What does Donald Trump have to offer me, a college student attending UB, who has no particular interest in his recent TV celebrity? I posed this question a few weeks ago while discussing the university’s Distinguished Speakers Series, and on the night of September 30, I got a pretty concise answer. As arrogant as ever, Trump gave the audience exactly what they paid for - in most students’ cases, ten bucks worth of his time and a whole wealth of advice.

On the list of Trump’s characteristics for a successful individual, you will find determined, relentless, focused, paranoid, passionate, and ruthless. While he excluded the last trait from his lecture, one need only listen to the man speak about himself to know that quality above all others is key to success. Is Trump “the American dream” incarnate? Perhaps in the sense that he fosters a healthy hatred of women, as misogynistic quips peppered his presentation, and he’s one of the most successful captains of industry (or robber barons) of his time. No one can deny his success, and he is certainly an educated man, but he is a working man. Listening to his anecdotal advice for success, one almost forgets that the man speaking uses Manhattan as a playground, who owns some of the most expensive real estate on that island, who incurred millions of dollars worth of debt, and who rose out of that debt into wild success. Oh, and now he’s on TV every week.

Trump interestingly revealed many of his very human flaws, despite the ability to live and portray himself as a god among men. Talking about his reputed womanizing, Trump appeared to have no qualms about announcing his less admirable traits to a gymnasium full of strangers. His message about living an empty life of excess came off as less moralistic and preachy and more the affirmed truth of a person who learned the hard way.

Indeed, Trump spoke with an acquired arrogance that seems justified by the grand scale on which he lives. It pervades his humor, his comments about ex-wives, even the few choice profanities he chose to punctuate the points of his lecture. But therein lies his power; his is an arrogance that no one will question, because no one will question the billions of dollars behind it. So we laugh at the jokes and roll with the punch-lines and simply bow down to this king among men.

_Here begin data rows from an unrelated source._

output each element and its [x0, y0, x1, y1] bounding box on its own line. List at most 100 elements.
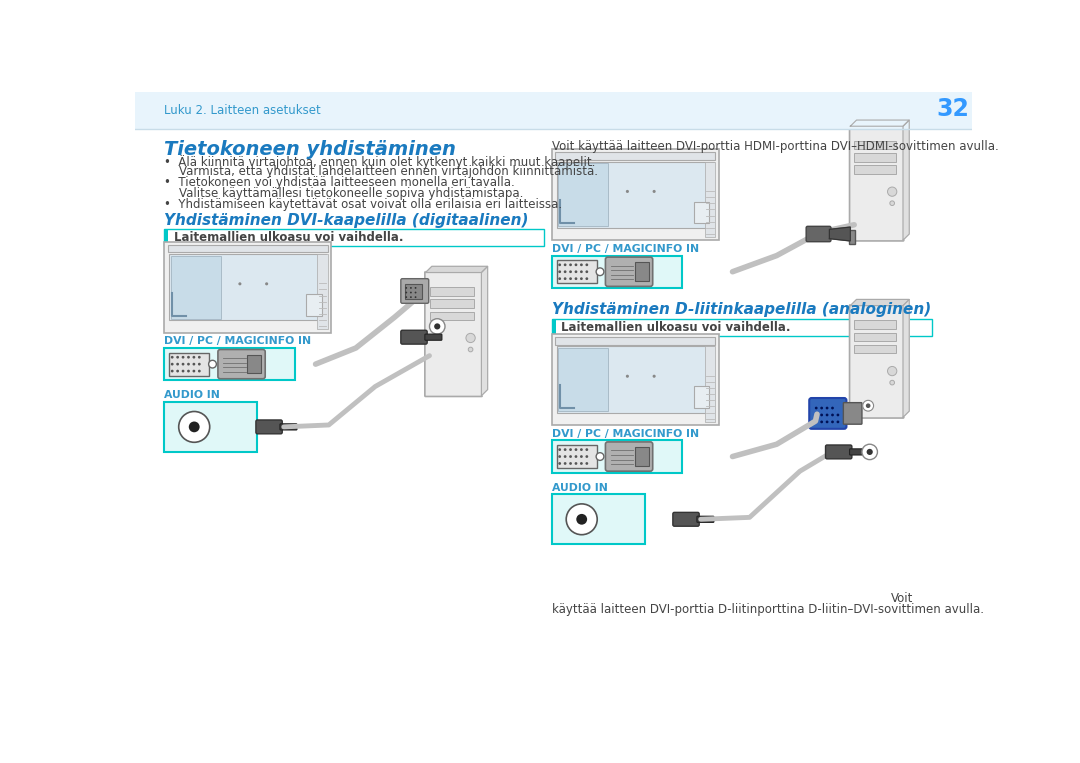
Circle shape: [890, 201, 894, 205]
FancyBboxPatch shape: [673, 513, 699, 526]
Circle shape: [181, 356, 185, 359]
Bar: [430, 312, 474, 320]
Polygon shape: [482, 266, 488, 396]
Circle shape: [176, 362, 179, 365]
FancyBboxPatch shape: [401, 278, 429, 304]
Circle shape: [585, 270, 589, 273]
Polygon shape: [850, 299, 909, 306]
Polygon shape: [426, 266, 488, 272]
Circle shape: [198, 370, 201, 372]
Bar: [167, 245, 328, 253]
FancyBboxPatch shape: [806, 227, 831, 242]
Bar: [164, 402, 257, 452]
Bar: [555, 337, 715, 345]
Circle shape: [652, 375, 656, 378]
Text: Yhdistäminen D-liitinkaapelilla (analoginen): Yhdistäminen D-liitinkaapelilla (analogi…: [552, 302, 931, 317]
Bar: [135, 92, 972, 128]
Circle shape: [575, 462, 578, 465]
Text: DVI / PC / MAGICINFO IN: DVI / PC / MAGICINFO IN: [552, 244, 699, 254]
Bar: [854, 345, 896, 353]
Bar: [552, 150, 718, 240]
Circle shape: [405, 296, 407, 298]
Circle shape: [176, 370, 179, 372]
Bar: [704, 346, 715, 422]
Bar: [558, 163, 608, 227]
Circle shape: [265, 282, 268, 285]
FancyBboxPatch shape: [218, 349, 266, 378]
Circle shape: [837, 414, 839, 417]
Circle shape: [558, 263, 562, 266]
Circle shape: [832, 414, 834, 417]
Text: AUDIO IN: AUDIO IN: [552, 483, 608, 493]
Circle shape: [575, 456, 578, 458]
FancyBboxPatch shape: [850, 125, 904, 241]
FancyBboxPatch shape: [424, 334, 442, 340]
Circle shape: [434, 324, 441, 330]
Circle shape: [558, 277, 562, 280]
Bar: [555, 153, 715, 160]
Circle shape: [564, 263, 567, 266]
Circle shape: [625, 190, 629, 193]
Text: •  Tietokoneen voi yhdistää laitteeseen monella eri tavalla.: • Tietokoneen voi yhdistää laitteeseen m…: [164, 176, 515, 189]
Circle shape: [430, 319, 445, 334]
Circle shape: [577, 514, 588, 525]
FancyBboxPatch shape: [280, 423, 297, 430]
Circle shape: [820, 420, 823, 423]
Bar: [704, 162, 715, 237]
Polygon shape: [903, 120, 909, 240]
Circle shape: [580, 270, 583, 273]
Circle shape: [178, 411, 210, 443]
Circle shape: [181, 370, 185, 372]
Circle shape: [820, 414, 823, 417]
Text: Laitemallien ulkoasu voi vaihdella.: Laitemallien ulkoasu voi vaihdella.: [174, 230, 403, 243]
Circle shape: [558, 448, 562, 451]
Bar: [247, 355, 261, 373]
Circle shape: [176, 356, 179, 359]
Circle shape: [837, 420, 839, 423]
Bar: [854, 153, 896, 162]
Circle shape: [405, 291, 407, 294]
Text: •  Älä kiinnitä virtajohtoa, ennen kuin olet kytkenyt kaikki muut kaapelit.: • Älä kiinnitä virtajohtoa, ennen kuin o…: [164, 155, 596, 169]
Text: DVI / PC / MAGICINFO IN: DVI / PC / MAGICINFO IN: [164, 336, 311, 346]
Circle shape: [566, 504, 597, 535]
Circle shape: [866, 404, 870, 408]
Circle shape: [410, 296, 411, 298]
Bar: [849, 230, 855, 244]
Circle shape: [415, 291, 417, 294]
Circle shape: [832, 420, 834, 423]
Circle shape: [198, 356, 201, 359]
Circle shape: [863, 401, 874, 411]
Bar: [854, 333, 896, 341]
Circle shape: [171, 362, 174, 365]
Bar: [430, 299, 474, 308]
Circle shape: [652, 190, 656, 193]
Text: Voit: Voit: [891, 592, 914, 605]
Bar: [552, 334, 718, 425]
Circle shape: [832, 407, 834, 410]
Bar: [164, 242, 332, 333]
FancyBboxPatch shape: [606, 257, 652, 286]
Circle shape: [171, 370, 174, 372]
FancyBboxPatch shape: [850, 305, 904, 418]
Circle shape: [596, 268, 604, 275]
Circle shape: [585, 462, 589, 465]
Circle shape: [826, 414, 828, 417]
Circle shape: [569, 448, 572, 451]
Text: 32: 32: [936, 96, 969, 121]
Bar: [552, 440, 683, 473]
Circle shape: [187, 370, 190, 372]
Circle shape: [192, 362, 195, 365]
Bar: [558, 348, 608, 411]
Circle shape: [569, 456, 572, 458]
Polygon shape: [829, 227, 850, 241]
Circle shape: [569, 277, 572, 280]
Bar: [635, 262, 649, 281]
Bar: [430, 287, 474, 295]
Circle shape: [888, 187, 896, 196]
Circle shape: [198, 362, 201, 365]
Circle shape: [564, 277, 567, 280]
Text: Tietokoneen yhdistäminen: Tietokoneen yhdistäminen: [164, 140, 457, 159]
Bar: [556, 260, 597, 283]
Bar: [318, 254, 328, 330]
Circle shape: [580, 456, 583, 458]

But I must question - how valid are the rules given to us by a man who broke them all and made his own? Can we really hope to follow the advice of a man who blazed his own trail of success? Is his wealth unattainable to us; can we hope to be as successful, as rich, as big as Donald? Can we trump the Trump? The short answer is no, with the consolation that he is proof that such virtues of determination and relentless hard work can and will eventually pay off. Not to imply that Trump is or is not a virtuous man. Urging listeners not to envy him, he seems to have forgotten that his life of opulence is the goal of an ever-growing population of fresh, young minds. If we did not envy him, he would not fascinate us so. Trump is not interesting because of his virtue, he is interesting for his business savvy and his enormous success. He is enviable not because he is the nice guy who plays by the rules, but because he is the shark who plays all his cards right. In short, Donald Trump is a phenomenon and the aged poster child of our free-trading capitalistic world.

Oh, and if it’s not a rug, then it’s the best plug that money can buy.